The Sanskrit word “Manjusha” means a box and Manjushas are temple shaped boxes, made of bamboo, Jute-Straw, and Paper inside which the devotees keep their ceremonial materials. These boxes are however illustrated with paintings that tell a tale. The tale is that of Bihula who saved her husband from the deity’s wrath and a snake-bite and also of Bishahari or Mansa, the snake goddess known for her anger when displeased but also her fierce protectiveness when propitiated. Earlier the story called `Bihula-Bishahari Gatha’ had an oral tradition of being sung though, nowadays not too many people sing it, but in Assam and Bengal the tradition is still continued and the songs are sung with the story of Bihula.
It is well-known folk art.
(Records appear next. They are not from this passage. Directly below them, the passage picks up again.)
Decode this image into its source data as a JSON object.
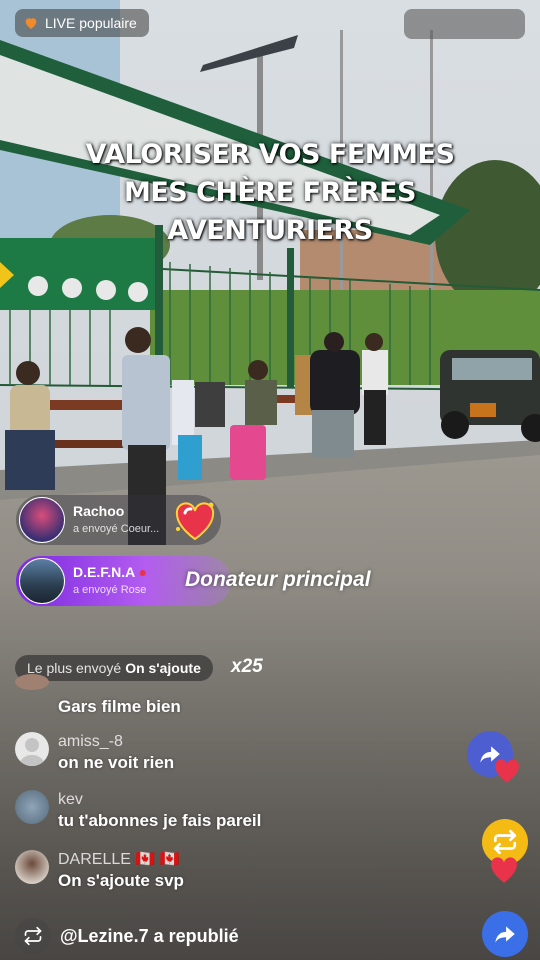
{
  "live_badge": {
    "label": "LIVE populaire",
    "icon": "heart-icon",
    "color": "#f08a2a"
  },
  "overlay_title": "VALORISER VOS FEMMES MES CHÈRE FRÈRES AVENTURIERS",
  "gifts": [
    {
      "user": "Rachoo",
      "sent": "a envoyé",
      "item": "Coeur..."
    },
    {
      "user": "D.E.F.N.A",
      "sent": "a envoyé",
      "item": "Rose"
    }
  ],
  "top_donor_label": "Donateur principal",
  "most_sent": {
    "label": "Le plus envoyé",
    "value": "On s'ajoute",
    "count": "x25"
  },
  "comments": [
    {
      "name": "",
      "text": "Gars filme bien"
    },
    {
      "name": "amiss_-8",
      "text": "on ne voit rien"
    },
    {
      "name": "kev",
      "text": "tu t'abonnes je fais pareil"
    },
    {
      "name": "DARELLE 🇨🇦 🇨🇦",
      "text": "On s'ajoute svp"
    }
  ],
  "republish": {
    "user": "@Lezine.7",
    "action": "a republié"
  },
  "colors": {
    "accent_purple": "#7b2ae0",
    "repost_yellow": "#f3bb14",
    "share_blue": "#3a6fe8",
    "heart_red": "#e8334a"
  }
}
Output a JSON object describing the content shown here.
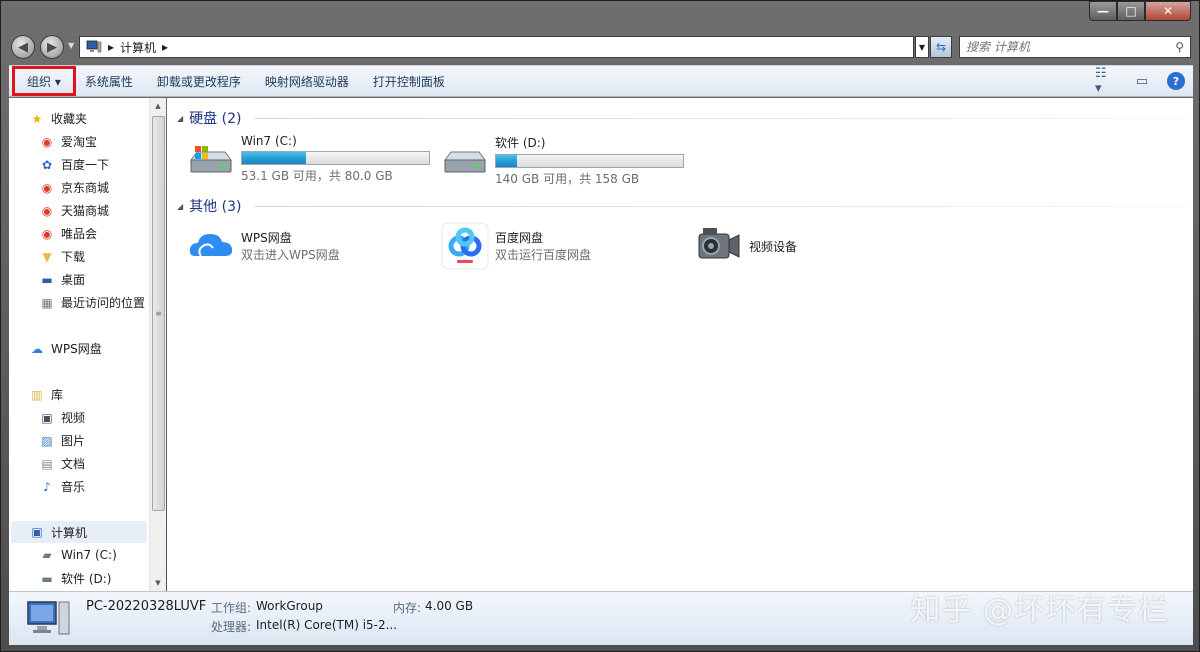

In an attempt to save this art form from extinction, in the year 1984, the Bihar government made an initiative called “Jansampoorna vibagh” in which they went to the villages of Bhagalpur and showed them slideshows of Manjusa art and educated people about this traditional art form encouraging them to revive this age-old tradition.
This initiative has led to other governmental and non-governmental organizations to come up with unique plans to promote this art form by using them as a mode of communication in various schemes.